What precipitated the widely-reported universal player story was a product roadmap slide shown during the Blu-ray presentation that included a picture of a universal player under a “3Q 2006” label.
However, as its executives tried to explain through interpreters, this product roadmap indicated Samsung’s ability to produce such a player, not its intention to actually do so.
After being questioned about the slide, Du-hyon Kim, an assistant manager in Samsung’s home platform product planning group, said through an interpreter, “We are considering a player that can play BD and HD-DVD, a universal player. We can’t say when we might introduce such a player. We are preparing the HD-DVD right now. If we launch a universal player, the decision would be made at the end of this year or early next year.”
Sensing that these comments might be misinterpreted, Kim quickly clarified Samsung’s position. “Samsung has no intention to join the HD DVD player market,” Kim insisted. “But if market trends are going to HD DVD or to a universal player, then we are going too. But we are concentrating on Blu-ray. A universal player introduction will be based on the market.”

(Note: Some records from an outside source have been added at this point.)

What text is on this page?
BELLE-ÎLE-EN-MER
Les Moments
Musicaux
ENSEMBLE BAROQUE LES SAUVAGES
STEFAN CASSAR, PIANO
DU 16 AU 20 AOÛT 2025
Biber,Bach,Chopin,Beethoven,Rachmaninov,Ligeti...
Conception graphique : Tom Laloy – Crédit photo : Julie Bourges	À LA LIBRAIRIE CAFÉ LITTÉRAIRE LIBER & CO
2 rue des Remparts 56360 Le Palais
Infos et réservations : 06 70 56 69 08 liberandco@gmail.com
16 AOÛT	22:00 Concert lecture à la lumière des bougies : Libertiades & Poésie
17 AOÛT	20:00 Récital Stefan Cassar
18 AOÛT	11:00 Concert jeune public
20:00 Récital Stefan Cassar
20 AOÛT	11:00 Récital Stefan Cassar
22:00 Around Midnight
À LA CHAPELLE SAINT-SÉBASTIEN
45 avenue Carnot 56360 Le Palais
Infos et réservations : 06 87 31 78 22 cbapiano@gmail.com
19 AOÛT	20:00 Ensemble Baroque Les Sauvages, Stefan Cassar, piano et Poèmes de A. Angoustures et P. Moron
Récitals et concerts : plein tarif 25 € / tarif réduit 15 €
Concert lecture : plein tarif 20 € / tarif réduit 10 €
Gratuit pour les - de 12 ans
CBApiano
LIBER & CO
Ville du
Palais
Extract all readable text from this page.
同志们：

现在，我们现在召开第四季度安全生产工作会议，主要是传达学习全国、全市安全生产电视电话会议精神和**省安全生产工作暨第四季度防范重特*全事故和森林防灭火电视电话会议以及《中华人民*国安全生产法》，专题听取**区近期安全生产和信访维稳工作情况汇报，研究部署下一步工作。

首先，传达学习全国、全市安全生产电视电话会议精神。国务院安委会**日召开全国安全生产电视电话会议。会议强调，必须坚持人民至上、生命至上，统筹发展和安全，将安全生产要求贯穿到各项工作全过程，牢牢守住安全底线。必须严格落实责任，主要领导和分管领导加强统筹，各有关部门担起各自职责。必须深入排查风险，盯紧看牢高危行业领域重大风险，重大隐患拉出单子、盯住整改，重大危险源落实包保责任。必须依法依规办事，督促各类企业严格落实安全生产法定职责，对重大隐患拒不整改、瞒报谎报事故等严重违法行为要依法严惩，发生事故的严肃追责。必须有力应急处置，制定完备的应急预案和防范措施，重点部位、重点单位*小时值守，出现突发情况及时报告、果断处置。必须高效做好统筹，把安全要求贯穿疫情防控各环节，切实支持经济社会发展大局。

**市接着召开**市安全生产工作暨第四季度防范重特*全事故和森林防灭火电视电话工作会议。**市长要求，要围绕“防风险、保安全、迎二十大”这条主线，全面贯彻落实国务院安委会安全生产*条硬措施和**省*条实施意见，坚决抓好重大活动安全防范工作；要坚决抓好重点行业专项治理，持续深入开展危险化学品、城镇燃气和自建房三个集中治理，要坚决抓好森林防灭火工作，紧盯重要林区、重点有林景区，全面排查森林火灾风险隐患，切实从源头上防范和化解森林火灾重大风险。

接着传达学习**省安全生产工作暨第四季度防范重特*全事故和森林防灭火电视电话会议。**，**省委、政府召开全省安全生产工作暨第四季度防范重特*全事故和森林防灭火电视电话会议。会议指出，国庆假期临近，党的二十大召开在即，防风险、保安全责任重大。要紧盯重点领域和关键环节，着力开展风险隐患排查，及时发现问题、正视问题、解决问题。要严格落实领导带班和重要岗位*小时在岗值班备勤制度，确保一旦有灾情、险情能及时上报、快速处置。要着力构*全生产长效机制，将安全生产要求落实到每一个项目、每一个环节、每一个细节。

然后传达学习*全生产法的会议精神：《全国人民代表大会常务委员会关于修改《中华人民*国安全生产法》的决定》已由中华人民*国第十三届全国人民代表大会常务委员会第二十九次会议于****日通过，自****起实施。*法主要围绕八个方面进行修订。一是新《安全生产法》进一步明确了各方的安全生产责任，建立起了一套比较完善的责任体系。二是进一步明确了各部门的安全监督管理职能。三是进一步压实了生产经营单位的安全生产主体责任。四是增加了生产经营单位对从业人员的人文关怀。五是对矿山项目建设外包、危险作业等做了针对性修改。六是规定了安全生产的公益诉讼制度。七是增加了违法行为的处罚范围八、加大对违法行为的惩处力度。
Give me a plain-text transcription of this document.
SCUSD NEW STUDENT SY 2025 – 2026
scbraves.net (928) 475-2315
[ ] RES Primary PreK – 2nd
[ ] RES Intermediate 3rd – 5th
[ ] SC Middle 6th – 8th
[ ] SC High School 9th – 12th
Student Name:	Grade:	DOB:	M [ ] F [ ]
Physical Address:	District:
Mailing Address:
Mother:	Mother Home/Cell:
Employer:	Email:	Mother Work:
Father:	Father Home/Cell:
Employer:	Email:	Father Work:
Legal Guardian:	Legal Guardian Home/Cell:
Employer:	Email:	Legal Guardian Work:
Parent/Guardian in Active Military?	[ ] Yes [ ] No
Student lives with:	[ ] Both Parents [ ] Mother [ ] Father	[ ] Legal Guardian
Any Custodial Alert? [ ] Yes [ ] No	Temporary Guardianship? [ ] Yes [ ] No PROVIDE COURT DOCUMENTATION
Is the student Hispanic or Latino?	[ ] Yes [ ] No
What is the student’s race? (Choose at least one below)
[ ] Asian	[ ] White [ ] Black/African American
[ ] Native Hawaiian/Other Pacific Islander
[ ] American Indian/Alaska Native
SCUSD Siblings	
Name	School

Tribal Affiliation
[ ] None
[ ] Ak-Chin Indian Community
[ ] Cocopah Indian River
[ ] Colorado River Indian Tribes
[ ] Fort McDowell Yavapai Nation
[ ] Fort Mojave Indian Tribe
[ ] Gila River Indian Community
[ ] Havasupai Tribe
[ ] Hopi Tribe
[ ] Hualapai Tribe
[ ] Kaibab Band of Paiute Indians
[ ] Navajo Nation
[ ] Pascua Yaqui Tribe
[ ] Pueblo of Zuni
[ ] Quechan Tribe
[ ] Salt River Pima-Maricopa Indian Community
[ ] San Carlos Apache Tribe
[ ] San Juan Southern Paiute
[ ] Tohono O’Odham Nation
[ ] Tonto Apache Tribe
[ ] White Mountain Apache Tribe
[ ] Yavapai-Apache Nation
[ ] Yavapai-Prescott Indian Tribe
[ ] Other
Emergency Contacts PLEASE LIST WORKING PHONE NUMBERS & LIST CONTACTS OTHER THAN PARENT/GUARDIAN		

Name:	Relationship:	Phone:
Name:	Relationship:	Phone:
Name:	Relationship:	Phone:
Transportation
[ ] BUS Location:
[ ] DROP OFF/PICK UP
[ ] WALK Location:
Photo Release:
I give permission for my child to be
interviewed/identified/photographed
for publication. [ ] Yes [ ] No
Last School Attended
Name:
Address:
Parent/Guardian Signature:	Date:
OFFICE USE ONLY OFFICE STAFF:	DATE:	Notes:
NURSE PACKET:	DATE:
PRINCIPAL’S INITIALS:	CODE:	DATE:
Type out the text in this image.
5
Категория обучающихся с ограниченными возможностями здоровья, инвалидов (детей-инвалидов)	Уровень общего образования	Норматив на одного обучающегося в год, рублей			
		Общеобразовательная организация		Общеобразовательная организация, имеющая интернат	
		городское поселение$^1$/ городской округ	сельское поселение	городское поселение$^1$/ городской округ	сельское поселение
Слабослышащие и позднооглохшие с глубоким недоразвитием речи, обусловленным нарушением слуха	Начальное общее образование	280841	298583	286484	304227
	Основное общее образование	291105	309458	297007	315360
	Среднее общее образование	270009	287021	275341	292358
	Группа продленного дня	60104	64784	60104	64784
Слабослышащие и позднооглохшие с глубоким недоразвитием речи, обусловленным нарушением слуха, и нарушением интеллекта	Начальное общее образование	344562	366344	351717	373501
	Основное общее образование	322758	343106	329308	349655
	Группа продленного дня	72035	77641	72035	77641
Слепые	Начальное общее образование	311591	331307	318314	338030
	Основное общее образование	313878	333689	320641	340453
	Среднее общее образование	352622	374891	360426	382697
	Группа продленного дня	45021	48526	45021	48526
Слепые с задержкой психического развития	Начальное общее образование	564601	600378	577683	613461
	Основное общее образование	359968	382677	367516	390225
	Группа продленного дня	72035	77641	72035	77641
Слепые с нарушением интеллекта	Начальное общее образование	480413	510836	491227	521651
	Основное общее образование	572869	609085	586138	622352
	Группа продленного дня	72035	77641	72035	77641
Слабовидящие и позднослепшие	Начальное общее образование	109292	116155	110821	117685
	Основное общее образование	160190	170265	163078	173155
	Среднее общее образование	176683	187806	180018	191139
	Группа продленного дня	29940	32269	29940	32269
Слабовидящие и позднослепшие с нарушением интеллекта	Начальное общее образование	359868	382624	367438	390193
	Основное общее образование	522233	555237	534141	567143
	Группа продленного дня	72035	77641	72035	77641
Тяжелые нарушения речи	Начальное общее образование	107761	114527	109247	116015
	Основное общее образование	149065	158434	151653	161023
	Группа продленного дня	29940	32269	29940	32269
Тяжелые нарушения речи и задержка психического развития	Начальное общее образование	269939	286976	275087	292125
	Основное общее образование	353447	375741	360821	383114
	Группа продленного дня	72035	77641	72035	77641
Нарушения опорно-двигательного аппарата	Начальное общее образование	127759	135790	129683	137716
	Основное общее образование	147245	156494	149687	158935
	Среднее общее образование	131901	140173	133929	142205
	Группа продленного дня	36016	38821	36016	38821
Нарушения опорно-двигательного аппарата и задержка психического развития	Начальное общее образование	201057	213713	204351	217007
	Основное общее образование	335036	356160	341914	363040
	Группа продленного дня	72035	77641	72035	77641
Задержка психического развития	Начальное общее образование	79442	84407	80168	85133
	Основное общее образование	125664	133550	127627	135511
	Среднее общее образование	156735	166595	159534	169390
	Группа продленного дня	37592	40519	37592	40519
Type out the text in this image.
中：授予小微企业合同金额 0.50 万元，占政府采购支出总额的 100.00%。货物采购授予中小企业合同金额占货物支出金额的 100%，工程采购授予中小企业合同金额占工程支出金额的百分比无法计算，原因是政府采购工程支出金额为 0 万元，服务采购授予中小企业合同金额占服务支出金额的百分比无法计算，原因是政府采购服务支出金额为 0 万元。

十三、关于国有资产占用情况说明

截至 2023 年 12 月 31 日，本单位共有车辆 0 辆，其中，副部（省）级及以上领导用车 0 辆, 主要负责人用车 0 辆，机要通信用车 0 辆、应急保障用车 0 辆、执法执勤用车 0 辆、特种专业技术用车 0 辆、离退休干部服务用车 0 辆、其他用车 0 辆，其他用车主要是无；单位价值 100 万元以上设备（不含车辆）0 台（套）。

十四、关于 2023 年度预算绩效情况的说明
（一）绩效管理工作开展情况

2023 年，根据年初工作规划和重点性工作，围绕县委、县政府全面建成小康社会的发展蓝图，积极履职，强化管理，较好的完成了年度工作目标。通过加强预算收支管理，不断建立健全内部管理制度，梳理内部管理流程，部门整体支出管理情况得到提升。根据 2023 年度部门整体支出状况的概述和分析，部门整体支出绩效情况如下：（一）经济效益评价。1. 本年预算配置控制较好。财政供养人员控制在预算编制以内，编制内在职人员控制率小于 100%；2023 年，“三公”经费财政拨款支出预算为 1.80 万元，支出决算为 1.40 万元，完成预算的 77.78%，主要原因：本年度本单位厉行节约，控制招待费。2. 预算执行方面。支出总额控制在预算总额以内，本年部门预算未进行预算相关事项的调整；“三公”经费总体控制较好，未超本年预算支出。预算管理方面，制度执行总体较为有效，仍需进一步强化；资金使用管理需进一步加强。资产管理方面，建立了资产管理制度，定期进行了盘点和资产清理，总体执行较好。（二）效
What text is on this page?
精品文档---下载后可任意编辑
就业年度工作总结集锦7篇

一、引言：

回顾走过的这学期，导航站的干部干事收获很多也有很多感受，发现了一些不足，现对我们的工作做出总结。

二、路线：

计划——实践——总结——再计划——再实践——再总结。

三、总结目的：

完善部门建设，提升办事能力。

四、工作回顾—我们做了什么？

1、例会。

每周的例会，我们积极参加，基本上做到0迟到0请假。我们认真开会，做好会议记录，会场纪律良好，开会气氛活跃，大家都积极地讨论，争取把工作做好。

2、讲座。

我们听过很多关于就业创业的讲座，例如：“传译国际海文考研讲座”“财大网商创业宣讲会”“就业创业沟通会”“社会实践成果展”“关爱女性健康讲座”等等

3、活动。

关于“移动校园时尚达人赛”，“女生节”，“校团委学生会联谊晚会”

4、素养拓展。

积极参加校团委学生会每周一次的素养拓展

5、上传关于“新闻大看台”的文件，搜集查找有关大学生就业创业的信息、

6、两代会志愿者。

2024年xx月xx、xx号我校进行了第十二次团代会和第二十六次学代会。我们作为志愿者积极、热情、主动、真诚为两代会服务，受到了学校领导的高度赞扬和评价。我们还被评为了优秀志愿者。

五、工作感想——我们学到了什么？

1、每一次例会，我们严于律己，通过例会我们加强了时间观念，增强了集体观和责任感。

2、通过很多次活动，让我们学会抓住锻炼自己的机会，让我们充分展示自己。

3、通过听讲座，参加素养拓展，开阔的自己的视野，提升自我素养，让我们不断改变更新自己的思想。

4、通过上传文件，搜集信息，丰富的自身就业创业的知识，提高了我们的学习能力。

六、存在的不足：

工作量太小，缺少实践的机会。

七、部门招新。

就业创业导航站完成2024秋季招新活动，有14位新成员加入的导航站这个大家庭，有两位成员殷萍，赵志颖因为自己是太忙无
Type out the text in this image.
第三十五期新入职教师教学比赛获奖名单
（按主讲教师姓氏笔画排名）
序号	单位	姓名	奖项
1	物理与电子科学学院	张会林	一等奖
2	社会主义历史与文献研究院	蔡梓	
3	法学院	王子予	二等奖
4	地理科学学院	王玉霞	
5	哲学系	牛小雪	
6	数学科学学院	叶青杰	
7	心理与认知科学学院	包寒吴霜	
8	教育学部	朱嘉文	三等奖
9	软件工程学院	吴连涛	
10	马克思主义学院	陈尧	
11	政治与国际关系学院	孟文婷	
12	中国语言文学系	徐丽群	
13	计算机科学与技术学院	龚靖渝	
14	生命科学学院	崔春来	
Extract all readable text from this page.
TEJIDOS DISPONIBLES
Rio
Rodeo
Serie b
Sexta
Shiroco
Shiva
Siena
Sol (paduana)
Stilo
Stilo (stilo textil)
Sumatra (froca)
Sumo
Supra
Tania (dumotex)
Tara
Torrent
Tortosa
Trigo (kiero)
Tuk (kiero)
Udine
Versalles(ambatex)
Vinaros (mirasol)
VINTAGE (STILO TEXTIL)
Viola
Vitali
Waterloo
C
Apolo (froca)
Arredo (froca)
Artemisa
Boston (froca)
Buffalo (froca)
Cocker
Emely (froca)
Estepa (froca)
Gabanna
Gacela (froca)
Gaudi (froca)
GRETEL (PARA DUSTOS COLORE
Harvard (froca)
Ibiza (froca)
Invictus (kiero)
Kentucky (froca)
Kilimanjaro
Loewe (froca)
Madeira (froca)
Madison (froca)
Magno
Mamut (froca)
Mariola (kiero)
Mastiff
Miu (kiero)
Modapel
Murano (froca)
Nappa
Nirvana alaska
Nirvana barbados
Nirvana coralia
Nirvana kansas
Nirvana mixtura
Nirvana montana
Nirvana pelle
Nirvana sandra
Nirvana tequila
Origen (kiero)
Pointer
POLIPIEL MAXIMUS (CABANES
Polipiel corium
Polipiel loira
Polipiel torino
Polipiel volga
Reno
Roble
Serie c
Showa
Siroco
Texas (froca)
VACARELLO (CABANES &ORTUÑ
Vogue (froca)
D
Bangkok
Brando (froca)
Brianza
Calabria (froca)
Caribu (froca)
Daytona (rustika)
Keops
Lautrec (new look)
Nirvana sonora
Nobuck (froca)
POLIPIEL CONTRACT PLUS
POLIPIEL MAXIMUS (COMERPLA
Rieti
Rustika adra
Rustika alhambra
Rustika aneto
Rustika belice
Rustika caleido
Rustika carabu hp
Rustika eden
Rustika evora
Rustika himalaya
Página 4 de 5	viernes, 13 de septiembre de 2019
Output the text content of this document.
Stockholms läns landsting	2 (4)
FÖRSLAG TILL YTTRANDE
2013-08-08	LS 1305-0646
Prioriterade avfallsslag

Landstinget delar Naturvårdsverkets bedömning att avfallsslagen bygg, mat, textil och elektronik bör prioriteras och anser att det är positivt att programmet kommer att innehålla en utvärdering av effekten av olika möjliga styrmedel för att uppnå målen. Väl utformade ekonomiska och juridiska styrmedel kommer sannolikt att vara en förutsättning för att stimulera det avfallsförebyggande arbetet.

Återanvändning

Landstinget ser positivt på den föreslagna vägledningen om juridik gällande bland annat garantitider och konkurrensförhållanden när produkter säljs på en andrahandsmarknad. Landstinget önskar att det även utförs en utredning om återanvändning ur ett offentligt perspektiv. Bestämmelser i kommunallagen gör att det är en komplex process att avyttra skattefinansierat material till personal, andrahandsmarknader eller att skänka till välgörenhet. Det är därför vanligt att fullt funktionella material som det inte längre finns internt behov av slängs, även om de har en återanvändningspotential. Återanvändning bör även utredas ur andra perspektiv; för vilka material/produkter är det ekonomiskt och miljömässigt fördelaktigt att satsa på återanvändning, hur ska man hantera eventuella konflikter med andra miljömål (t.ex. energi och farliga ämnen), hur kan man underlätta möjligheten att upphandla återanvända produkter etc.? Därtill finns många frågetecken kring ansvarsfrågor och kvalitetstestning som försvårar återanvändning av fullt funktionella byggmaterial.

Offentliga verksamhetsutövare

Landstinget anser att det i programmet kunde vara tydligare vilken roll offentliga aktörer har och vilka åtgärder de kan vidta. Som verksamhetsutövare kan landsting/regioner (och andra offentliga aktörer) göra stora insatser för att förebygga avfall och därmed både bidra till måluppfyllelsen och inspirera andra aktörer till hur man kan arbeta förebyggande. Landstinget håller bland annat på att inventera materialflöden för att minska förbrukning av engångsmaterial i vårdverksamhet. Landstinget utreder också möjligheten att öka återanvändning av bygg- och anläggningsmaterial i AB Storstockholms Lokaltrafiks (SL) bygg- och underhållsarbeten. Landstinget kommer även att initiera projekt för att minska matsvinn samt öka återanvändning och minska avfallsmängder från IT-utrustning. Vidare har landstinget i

Kim also noted that while Samsung has had “communications and alliances” with Toshiba on standard DVD product, the two companies have no formal licensing agreements on HD DVD.
In the wake of the misinterpretation and subsequent reportage of this universal player in the mainstream media, Samsung issued a “clarification” that it is “fully committed” to Blu-ray.
This leaves LG as the only Blu-ray supporter with plans for a universal Blu-ray/HD DVD player.
Samsung forecasts that 620,000 Blu-ray and HD DVD players will be sold worldwide in 2006, 400,000 play-only decks and 220,000 recorders, which are not yet available in the United States but have been available in Asia for nearly a year.
Sixty percent of these units will be Blu-ray and 40 percent HD DVD, despite Samsung being the only consumer Blu-ray product currently on the market. Sales will jump to 3.18 million next year, including 750,000 recorders, according to Samsung predictions, 10.05 million (2.55 million recorders) in 2008, 21.4 million (2.5 million recorders) in 2009, and 39 million (9 million recorders) in 2010.